Kyle Busch knows all about it taking the late Dale Earnhardt 20 years to win the Daytona 500, or about Darrell Waltrip, another NASCAR Hall of Famer, needing 17 tries.
He’s well aware that Tony Stewart, his former Joe Gibbs Racing teammate, retired as a full-time Monster Energy NASCAR Cup Series driver at the end of last season without ever having won the Great American Race.
So he doesn’t really need reminded that his own winless streak in the 500 has now reached 11 heading into Sunday’s latest 500 live on FOX at 2 p.m. ET.

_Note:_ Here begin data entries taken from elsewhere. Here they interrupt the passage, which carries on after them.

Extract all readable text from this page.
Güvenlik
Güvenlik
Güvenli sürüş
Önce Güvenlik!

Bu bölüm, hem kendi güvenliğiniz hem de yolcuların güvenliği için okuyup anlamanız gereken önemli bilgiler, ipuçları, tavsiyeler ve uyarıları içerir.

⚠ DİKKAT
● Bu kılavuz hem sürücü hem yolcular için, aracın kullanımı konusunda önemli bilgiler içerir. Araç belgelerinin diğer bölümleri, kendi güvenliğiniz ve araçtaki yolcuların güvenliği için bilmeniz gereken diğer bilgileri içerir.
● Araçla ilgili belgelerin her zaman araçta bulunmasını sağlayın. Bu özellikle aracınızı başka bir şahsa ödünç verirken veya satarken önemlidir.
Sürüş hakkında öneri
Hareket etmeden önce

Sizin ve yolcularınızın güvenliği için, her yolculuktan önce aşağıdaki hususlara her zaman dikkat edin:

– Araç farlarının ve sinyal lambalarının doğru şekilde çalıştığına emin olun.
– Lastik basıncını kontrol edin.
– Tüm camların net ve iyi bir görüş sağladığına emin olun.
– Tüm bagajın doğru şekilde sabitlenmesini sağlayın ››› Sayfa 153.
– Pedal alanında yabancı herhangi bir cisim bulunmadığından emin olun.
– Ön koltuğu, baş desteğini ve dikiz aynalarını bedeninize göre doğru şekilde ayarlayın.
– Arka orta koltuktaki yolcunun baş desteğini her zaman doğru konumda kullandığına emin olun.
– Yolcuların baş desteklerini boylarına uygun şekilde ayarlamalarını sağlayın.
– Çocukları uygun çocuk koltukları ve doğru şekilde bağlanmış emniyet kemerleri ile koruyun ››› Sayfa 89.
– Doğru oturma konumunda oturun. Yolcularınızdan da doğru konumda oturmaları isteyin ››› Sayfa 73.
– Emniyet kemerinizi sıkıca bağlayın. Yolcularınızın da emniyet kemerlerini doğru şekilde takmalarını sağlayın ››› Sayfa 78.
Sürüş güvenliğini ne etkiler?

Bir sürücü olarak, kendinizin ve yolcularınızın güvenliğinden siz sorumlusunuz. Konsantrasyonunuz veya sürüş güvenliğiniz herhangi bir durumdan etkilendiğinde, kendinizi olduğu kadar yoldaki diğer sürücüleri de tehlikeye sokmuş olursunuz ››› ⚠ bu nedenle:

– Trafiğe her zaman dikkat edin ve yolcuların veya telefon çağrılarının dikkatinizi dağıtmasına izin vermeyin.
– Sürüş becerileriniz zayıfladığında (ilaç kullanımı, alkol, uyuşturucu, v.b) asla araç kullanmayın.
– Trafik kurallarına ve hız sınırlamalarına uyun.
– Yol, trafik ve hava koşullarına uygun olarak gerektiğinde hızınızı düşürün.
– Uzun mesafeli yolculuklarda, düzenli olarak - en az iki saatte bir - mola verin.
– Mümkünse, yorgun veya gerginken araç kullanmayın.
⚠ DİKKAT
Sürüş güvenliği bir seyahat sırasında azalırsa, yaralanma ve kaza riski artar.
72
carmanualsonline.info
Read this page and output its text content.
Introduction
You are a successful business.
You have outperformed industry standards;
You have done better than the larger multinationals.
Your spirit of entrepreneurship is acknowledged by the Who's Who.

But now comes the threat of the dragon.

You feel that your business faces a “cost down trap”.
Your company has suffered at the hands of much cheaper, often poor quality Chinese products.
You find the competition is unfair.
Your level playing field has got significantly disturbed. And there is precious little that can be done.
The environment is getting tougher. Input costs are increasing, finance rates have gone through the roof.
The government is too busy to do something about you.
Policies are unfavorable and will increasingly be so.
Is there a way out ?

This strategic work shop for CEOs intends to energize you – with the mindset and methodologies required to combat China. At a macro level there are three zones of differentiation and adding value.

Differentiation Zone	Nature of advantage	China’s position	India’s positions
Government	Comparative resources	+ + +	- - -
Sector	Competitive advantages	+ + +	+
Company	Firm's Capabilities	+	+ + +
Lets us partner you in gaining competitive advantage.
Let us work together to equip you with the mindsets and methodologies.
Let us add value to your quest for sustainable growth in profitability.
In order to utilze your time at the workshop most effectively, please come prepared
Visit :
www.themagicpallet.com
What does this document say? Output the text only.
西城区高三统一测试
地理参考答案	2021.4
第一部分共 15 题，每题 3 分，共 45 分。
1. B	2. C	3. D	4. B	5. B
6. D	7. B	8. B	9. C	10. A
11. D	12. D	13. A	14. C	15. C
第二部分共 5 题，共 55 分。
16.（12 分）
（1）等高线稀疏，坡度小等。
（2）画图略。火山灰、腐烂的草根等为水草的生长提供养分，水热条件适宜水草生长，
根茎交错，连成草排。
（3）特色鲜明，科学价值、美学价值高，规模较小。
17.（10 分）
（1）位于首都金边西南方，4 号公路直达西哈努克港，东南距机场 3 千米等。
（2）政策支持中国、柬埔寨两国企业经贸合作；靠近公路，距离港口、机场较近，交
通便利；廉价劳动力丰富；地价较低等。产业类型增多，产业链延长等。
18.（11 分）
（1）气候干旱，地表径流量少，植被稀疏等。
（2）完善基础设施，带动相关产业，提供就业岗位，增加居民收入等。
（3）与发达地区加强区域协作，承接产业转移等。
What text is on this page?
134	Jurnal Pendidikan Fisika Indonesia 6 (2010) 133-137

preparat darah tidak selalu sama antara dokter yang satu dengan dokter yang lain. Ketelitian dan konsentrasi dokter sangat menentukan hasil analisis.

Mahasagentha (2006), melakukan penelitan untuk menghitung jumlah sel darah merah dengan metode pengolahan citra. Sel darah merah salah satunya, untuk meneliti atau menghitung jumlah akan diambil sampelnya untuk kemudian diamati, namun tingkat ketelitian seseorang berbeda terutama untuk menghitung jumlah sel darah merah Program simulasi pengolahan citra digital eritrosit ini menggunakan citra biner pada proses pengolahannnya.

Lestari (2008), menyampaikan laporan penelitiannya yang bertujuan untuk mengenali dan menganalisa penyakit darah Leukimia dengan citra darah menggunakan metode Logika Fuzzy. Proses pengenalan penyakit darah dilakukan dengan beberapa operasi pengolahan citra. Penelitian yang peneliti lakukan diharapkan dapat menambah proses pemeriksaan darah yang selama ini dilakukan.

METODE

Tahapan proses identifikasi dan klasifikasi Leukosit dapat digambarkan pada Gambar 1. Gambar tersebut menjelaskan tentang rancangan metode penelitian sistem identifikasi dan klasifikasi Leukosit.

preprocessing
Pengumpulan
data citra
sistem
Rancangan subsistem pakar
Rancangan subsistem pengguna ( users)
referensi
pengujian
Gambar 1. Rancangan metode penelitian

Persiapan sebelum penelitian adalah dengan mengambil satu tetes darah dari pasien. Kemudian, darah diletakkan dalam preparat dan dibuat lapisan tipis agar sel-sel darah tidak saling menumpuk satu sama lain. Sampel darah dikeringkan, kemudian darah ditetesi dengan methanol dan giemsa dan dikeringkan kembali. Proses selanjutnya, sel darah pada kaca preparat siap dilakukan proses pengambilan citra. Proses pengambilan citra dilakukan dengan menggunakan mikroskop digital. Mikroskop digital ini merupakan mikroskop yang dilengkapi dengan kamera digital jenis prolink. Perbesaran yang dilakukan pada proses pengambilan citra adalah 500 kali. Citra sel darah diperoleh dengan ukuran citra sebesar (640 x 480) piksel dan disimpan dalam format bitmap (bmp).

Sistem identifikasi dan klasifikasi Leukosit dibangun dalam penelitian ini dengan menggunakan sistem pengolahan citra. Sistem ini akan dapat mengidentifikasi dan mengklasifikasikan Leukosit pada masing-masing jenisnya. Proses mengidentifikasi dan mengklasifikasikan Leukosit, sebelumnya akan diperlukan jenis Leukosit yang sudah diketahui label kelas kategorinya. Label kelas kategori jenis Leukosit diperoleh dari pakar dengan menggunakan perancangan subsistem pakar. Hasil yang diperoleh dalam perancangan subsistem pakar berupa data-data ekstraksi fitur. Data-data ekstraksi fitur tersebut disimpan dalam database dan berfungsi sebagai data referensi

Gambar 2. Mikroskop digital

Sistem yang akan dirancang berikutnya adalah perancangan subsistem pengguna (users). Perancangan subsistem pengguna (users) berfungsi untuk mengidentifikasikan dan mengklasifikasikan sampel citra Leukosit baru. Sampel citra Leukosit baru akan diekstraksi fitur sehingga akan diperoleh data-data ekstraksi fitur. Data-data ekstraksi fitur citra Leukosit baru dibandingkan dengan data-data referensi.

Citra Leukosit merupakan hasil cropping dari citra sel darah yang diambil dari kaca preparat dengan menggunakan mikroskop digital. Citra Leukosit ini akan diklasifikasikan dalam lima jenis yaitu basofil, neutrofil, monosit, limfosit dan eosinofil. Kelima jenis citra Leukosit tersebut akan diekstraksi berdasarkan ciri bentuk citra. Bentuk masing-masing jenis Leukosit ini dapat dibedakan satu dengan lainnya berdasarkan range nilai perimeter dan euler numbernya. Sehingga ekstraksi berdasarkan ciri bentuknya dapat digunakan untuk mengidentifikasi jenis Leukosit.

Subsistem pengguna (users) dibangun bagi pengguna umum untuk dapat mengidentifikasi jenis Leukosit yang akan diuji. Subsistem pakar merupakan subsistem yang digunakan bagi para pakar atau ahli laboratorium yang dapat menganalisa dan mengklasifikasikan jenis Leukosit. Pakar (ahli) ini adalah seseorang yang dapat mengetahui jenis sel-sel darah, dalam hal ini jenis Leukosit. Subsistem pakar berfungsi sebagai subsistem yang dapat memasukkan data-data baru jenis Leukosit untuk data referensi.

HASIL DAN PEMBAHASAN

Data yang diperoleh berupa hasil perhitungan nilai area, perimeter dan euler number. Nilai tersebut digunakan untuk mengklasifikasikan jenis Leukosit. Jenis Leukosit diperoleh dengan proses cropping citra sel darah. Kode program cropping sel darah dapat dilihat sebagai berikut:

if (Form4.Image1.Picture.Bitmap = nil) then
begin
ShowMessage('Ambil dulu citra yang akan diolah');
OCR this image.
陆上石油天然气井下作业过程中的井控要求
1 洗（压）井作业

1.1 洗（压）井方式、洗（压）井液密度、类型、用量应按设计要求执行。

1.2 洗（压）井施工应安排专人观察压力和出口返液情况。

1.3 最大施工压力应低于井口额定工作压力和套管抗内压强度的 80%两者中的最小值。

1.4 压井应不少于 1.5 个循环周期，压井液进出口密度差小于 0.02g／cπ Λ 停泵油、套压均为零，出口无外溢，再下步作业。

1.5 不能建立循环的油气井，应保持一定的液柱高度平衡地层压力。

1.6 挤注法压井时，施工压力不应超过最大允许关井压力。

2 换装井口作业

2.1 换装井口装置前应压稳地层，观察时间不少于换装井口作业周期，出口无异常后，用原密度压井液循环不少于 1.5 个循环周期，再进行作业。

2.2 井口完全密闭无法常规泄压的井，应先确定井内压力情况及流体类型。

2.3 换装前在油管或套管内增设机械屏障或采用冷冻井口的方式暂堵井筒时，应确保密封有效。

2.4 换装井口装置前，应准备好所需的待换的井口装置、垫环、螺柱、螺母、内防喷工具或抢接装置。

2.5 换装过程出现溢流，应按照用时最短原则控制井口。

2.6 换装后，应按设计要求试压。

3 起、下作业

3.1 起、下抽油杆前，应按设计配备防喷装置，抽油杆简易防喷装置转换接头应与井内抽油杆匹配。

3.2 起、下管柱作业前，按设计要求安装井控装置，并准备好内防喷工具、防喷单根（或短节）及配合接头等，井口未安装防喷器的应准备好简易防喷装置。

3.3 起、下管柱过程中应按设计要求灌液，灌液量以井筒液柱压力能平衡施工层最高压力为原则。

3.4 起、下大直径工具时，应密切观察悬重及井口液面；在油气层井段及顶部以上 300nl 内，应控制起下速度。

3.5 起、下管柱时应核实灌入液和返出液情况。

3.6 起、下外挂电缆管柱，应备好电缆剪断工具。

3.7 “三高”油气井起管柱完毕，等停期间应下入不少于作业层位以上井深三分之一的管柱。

“In nine more years, I’ll be at 20. I hope it doesn’t go that far,” Busch told FOX Sports in an exclusive interview on Friday.
Busch finished a career-best third in last year’s 500, although he also knows no one really remembers the first car to finish behind winner Denny Hamlin and runner-up Martin Truex Jr. in the closest finish ever in the storied race. He also finished second at Daytona last July, and won that race in 2008, so he knows he can get it done at the 2.5-mile superspeedway.
It just hasn’t happened for him yet in NASCAR’s biggest race.
“It definitely weighs on you a little bit, you know?” Busch admitted. “Sometimes you’re fast and you feel like you should win in those years. And then you kind of lose your speed in other years, and you know you don’t have a chance to win.
“It’s still anybody’s race. Every single competitor comes down here with a chance to win. There are 40 of us who feel as though we can legitimately win this race this weekend. That’s always going to make it a tough go of trying to make sure you’re one of the guys that does win. Every other racetrack we go to, we know it’s 12 or 15 guys who have a shot to win. Here, it’s 40 – so that makes your chances go down a lot more.”
Perhaps helping increase his chances this year is the fact that Joe Gibbs Racing has developed a reputation for having all four of its Cup cars work well together at Daytona. Opposing drivers have been talking about it for weeks.
“I believe that’s true,” Busch said. “I believe that’s one of our best attributes that we have as a team. We all have the common goal of having one of us take home the checkered flag. For all of us to work as well as we do together, that’s a really good point of emphasis every year when we come down here.
“I don’t need to make that known. I think everybody else has figured that out. But we also know that somebody’s going to try to figure out how to break us apart and prevent us from working together.”
Busch thought that happened to some degree in his Thursday Can-Am Duel, when he ran up front at first but eventually fell back and got rear-ended by Jamie McMcMurray, relegating him to a poor finish.
“I feel like last night’s Duel was one of those situations. We just could never really get teamed up, the three of us. It was me, (Daniel) Suarez and Matt (Kenseth), and we also had (fellow Toyota driver) Martin (Truex Jr.) in there (in the first Duel race),” Busch said.
“We were never really able to get to the front and work together the way we needed to. The other teams, they’re out there and they’re looking for that and they’re trying to keep us away from each other.”
He expects more of the same treatment from the opposition in Sunday’s 500.
Meanwhile, asked if he often thinks of the many great drivers before him like Earnhardt, Waltrip and Stewart who also struggled to claim NASCAR’s biggest prize in otherwise stellar careers, Busch smiled and replied: “Yeah, I do. I do think of that. I would like to never get to that point.
“I didn’t know if I would ever win a championship, but I did that (in 2015) and got that out of the way. You always want more. If I could ever win another championship, I’d be like, ‘That’s two. Now let’s go get three.’ And you’d keep counting.
“But as for the Daytona 500, obviously you’ve got to get No. 1 before you can get two. It would be nice to win one and get that monkey off our back, if you will, and open up the opportunity to win more down the road.”